AWWA, which represents water utilities of all sizes, has found from its studies over the past six years that regulating perchlorate would not provide a “meaningful opportunity for health risk reduction” as is required by the Safe Drinking Water Act for a new regulation, he said.
Monitoring data show more than 4 percent of public water systems have detected perchlorate, and between 5 million and 17 million people might be served drinking water containing perchlorate, according to EPA.
Diane VanDe Hei, executive director of the Association of Metropolitan Water Agencies, told BNA in a Feb. 2 e-mail: “As EPA has determined that regulation of perchlorate in drinking water systems would provide a meaningful opportunity for health risk reduction, AMWA looks forward to working with the agency to ensure that the final regulation takes into consideration the best available science.”

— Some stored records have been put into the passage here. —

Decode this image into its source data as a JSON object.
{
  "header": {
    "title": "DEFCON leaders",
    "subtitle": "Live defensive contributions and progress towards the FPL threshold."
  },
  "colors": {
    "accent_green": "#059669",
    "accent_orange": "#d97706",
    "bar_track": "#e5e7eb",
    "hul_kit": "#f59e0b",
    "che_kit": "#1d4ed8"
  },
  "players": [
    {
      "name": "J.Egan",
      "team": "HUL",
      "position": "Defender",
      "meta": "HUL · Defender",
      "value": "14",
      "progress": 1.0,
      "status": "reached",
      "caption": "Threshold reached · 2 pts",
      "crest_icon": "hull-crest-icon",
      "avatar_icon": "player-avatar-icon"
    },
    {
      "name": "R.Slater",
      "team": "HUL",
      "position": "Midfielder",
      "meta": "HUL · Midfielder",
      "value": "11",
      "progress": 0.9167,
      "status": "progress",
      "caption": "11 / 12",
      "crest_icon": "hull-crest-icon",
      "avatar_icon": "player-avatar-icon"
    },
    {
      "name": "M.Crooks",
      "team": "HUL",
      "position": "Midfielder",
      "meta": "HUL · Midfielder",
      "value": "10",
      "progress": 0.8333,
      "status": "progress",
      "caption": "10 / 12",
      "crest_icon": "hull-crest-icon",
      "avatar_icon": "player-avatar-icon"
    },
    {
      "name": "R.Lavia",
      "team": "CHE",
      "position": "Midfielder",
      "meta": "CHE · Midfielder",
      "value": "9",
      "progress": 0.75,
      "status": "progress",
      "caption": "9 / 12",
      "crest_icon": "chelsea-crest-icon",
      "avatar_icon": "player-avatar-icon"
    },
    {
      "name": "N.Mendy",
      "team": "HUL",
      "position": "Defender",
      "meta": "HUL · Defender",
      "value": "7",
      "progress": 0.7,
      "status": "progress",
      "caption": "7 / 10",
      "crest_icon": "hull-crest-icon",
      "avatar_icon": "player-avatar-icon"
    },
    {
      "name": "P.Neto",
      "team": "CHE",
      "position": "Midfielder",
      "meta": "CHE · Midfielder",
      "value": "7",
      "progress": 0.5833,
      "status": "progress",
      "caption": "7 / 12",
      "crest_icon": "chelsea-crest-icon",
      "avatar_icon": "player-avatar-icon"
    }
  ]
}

VanDe Hei also said AMWA will work with EPA to ensure that utilities are provided with the best available tools and technologies so they will be able to comply with the future standard.
Once EPA makes a final determination to regulate a contaminant in drinking water, the Safe Drinking Water Act requires the agency to propose a standard, known as a national primary drinking water regulation, within 24 months and then issue a final standard within 18 months of the proposal.
Rena Steinzor, president of the Center for Regulatory Reform, called EPA's decision “bittersweet” in a Feb. 2 statement. “It's great that EPA has recognized the need to regulate, but the agency had adopted such a leisurely timeline that the entire effort could end up being undercut,” she said.
“EPA is actually saying that a regulation wouldn't be finalized until after 2012, and that gives scant comfort,” she said. Instead, regulating perchlorate should be an urgent public health priority, Steinzor said.
“Rather than simply declaring its intentions and laying out such a long timeline, EPA should have issued a proposed rule and then gone forward with the rulemaking process on the record, with a public docket, and the Pentagon's complaints open to scrutiny,” she said.
As for the new strategy of regulating certain contaminants in groups, EPA first announced its plans to strengthen standards for TCE and PCE in March 2010, an agency spokesman told BNA Feb. 2.
Six of the chemicals are already regulated, but the agency may tighten standards for them. They are benzene; carbon tetrachloride; 1,2-dichloroethane; 1,2-dichloropropane; dichloromethane; and vinyl chloride.
The unregulated carcinogenic VOCs the agency said it may regulate are aniline; benzyl chloride; 1,3-butadiene; 1,1-dichloroethane; nitrobenzene; oxirane methyl; 1,2,3-trichloropropane (TCP); and urethane, the EPA spokesman said. All 16 chemicals appear on EPA's third Contaminant Candidate List.